1. The problem statement, all variables and given/known data

Let b(t) be the number of births in the United States at the end of year t, and let d(t) represent the number of deaths in the United States at the end of year t. If p(t) is the population of the United States at the beginning of year t, write a function c(t) that represents the percent change in the population of the United States at the end of year t.

2. Relevant equations

none

3. The attempt at a solution

There was no other work I could come up with besides going straight to the answer:

2. Dec 10, 2011

### Simon Bridge

Isn't c supposed to be a percentage.

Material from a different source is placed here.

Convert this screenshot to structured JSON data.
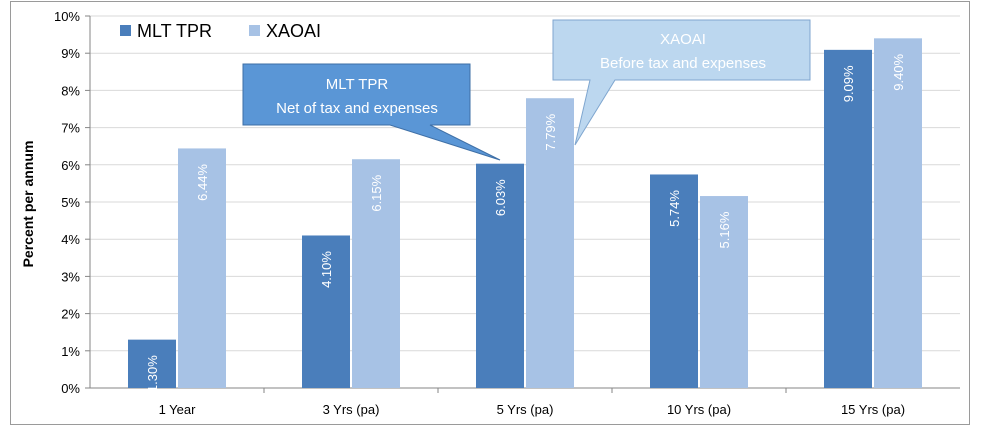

Anyway:

The idea of doing a derivation in steps is just to explain your reasoning - show the examiner why you have to be correct.
What you do is break your thoughts down into baby-steps, like you have to explain it to someone smart but ignorant.

initial population = p
final population = p+b-d
change in population = (p+b-d)-p = (b-d)
percentage change = c = 100(b-d)/p

see how if you just go right to the end it kinda looks like you plucked the relation out of thin air, but if you spell it out like this, the reader has more confidence that you know what you are doing?

3. Dec 10, 2011

### darshanpatel

wait so the answer would be c(t)=(100(b(t)-d(t))/p(t) ? I am turning this into the teacher and he knows for problem like these, there isn't much you can show, So I am good there.

4. Dec 10, 2011

### Simon Bridge

I have been known to [strike]make mistakes[/strike] include deliberate inconsistencies to make sure a student is alert, so you need to reason it out. The only difference between mine and yours is that factor of 100 - if you know where it comes from, you are sweet.

5. Dec 10, 2011

### darshanpatel

yeah, the 100 is for getting the percentage, is that right?